Alice’s mother encouraged her interest in art and unwittingly guaranteed the first notable recognition of her talent by telling a fib.
“She went back to work, and lied about my age so she could sign me up at the grammar school for kindergarten and she could get a job,” Ms. Davis — who was 5 at the time, not 6 as required — said in a 2016 interview with D23The official Disney Fan club. “That’s when I won the all-city painting competition for children in the Los Angeles school system.”
When Alice At the age of 12, her family moved back to Long Beach, Calif. and she graduated in 1947. In 1947, she was awarded a scholarship by a local arts group. The scholarship allowed her to attend the Chouinard Arts Institute, Los Angeles (now the California Institute of the Arts). Disney.
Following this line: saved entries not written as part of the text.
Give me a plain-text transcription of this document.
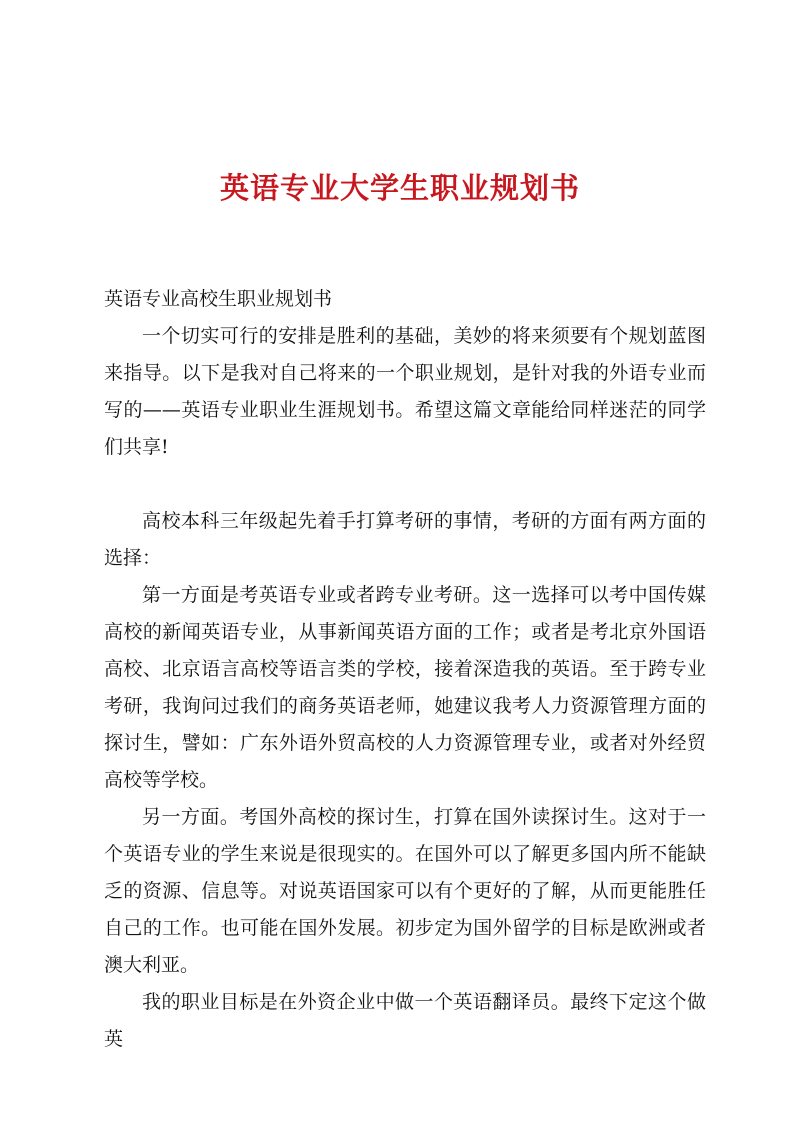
英语专业大学生职业规划书

英语专业高校生职业规划书

一个切实可行的安排是胜利的基础，美妙的将来须要有个规划蓝图来指导。以下是我对自己将来的一个职业规划，是针对我的外语专业而写的——英语专业职业生涯规划书。希望这篇文章能给同样迷茫的同学们共享!

高校本科三年级起先着手打算考研的事情，考研的方面有两方面的选择：

第一方面是考英语专业或者跨专业考研。这一选择可以考中国传媒高校的新闻英语专业，从事新闻英语方面的工作；或者是考北京外国语高校、北京语言高校等语言类的学校，接着深造我的英语。至于跨专业考研，我询问过我们的商务英语老师，她建议我考人力资源管理方面的探讨生，譬如：广东外语外贸高校的人力资源管理专业，或者对外经贸高校等学校。

另一方面。考国外高校的探讨生，打算在国外读探讨生。这对于一个英语专业的学生来说是很现实的。在国外可以了解更多国内所不能缺乏的资源、信息等。对说英语国家可以有个更好的了解，从而更能胜任自己的工作。也可能在国外发展。初步定为国外留学的目标是欧洲或者澳大利亚。

我的职业目标是在外资企业中做一个英语翻译员。最终下定这个做英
Since seeing animation, she was fascinated by it. “Snow White and the Seven Dwarfs” She was 8 when she died.“I just about vibrated out of my seat,” She stated that she would like to make the form her career.
She arrived, however. at Nelbert Chouinard was the founder of the institute. He told her that animation classes were only open to men.
“I said, ‘I can’t understand that,’” Ms. Davis recalls the D23 interview. “‘I was raised to understand that if you were capable of doing a job, it didn’t matter whether you were male or female.’”
While she was initially steered towards costume design, Ms. Chouinard suggested that her take an animation drawing course with a new instructor. at Marc Davis was one of the core group of animators Mr. Disney Referred to as his “nine old men.”
She graduated in 1950. She married Mr. Davis, who died in 2000. There are no immediate survivors.
Ms. Davis’s other Disney Work included setting up costuming guidelines and quality-control processes for The company and setting standards for Other rides and shows feature three-dimensional characters.
2012 Disney recognized Ms. Davis as its most famous costume designer with a tribute that is among the company’s highest honors: a commemorative window installed on a storefront on Disneyland’s Main Street. It’s located next to a similar window honoring her husband.